Gina: I think one of the things I do is I listen a lot. There’s are a lot of great stories out there. My background is not in environmental sustainability. I come from architecture and design.
Gina: I listen to all the innovative stories that are out there, what is happening. And I’m very passionate. Passion gets you pretty far. If you’re passionate about it and if you want to learn, because it’s such an emerging field, you can definitely make that your focus area. So I believe that’s really the key to this. It’s an emerging discipline. Listen, learn as much as you can, and be passionate about it.
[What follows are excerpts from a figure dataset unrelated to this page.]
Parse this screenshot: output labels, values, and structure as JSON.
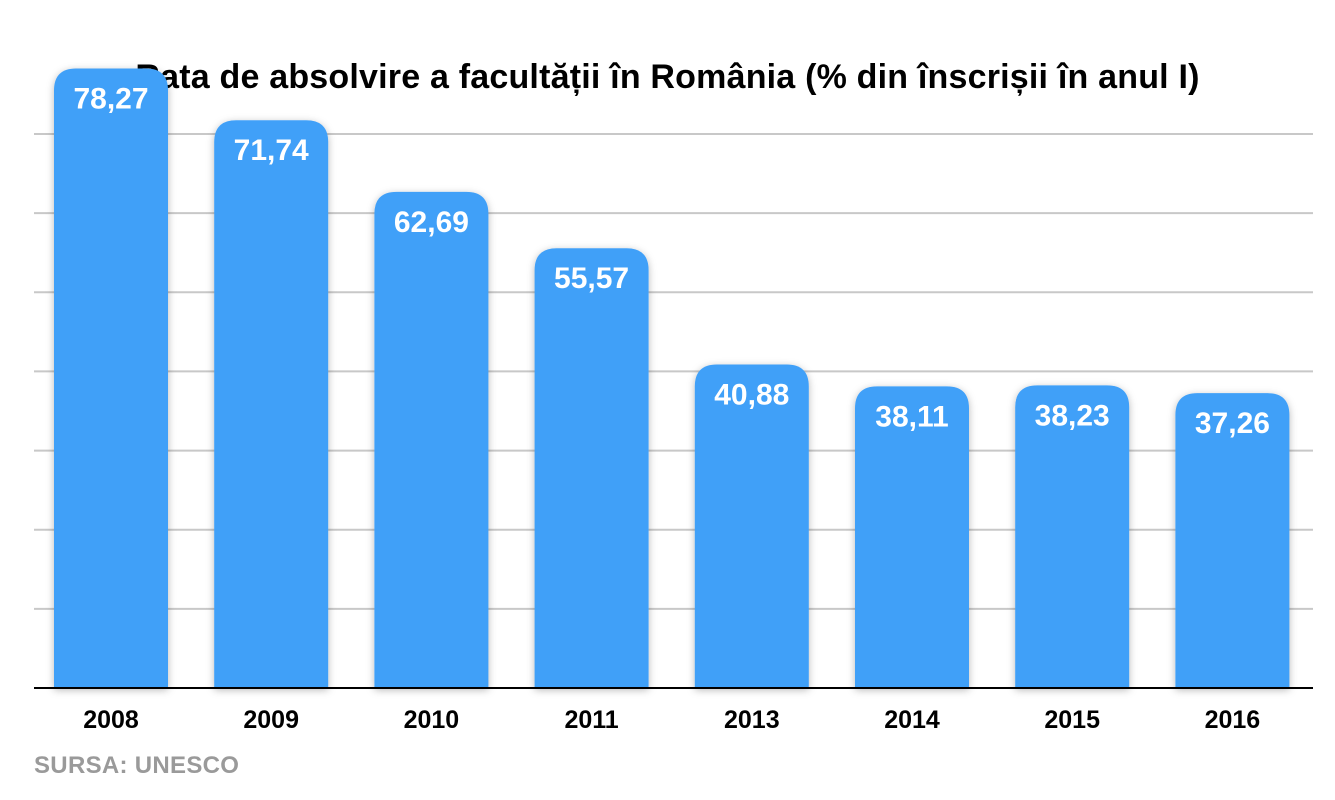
{
  "chart_data": {
    "type": "bar",
    "title": "Rata de absolvire a facultății în România (% din înscrișii în anul I)",
    "categories": [
      "2008",
      "2009",
      "2010",
      "2011",
      "2013",
      "2014",
      "2015",
      "2016"
    ],
    "values": [
      78.27,
      71.74,
      62.69,
      55.57,
      40.88,
      38.11,
      38.23,
      37.26
    ],
    "data_labels": [
      "78,27",
      "71,74",
      "62,69",
      "55,57",
      "40,88",
      "38,11",
      "38,23",
      "37,26"
    ],
    "xlabel": "",
    "ylabel": "",
    "ylim": [
      0,
      70
    ],
    "grid": true,
    "legend": "none",
    "bar_color": "#40a0f8",
    "grid_color": "#c8c8c8"
  },
  "source": "SURSA: UNESCO"
}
Mike: Well, Gina, we are so thankful for your time today. You were tremendously informational and inspirational. You’ve proven to us that Starwood is truly the hospitality innovator and we’re so proud to have you on because Starwood is the green trailblazer in the hospitality industry. I know this personally. I’ve spent over 100 nights this year already in Starwood Hotels around the world, and you guys are just doing a tremendous job. I want our listeners who have gotten excited about this show to please go to look at Starwood’s great website starwoodhotels.com, or one of the greatest affinity programs in the world, spg.com. Gina Edner, we are so thankful for your time today. You are truly living proof that Green is Good.
Gina: Thank you so much. It’s been a pleasure.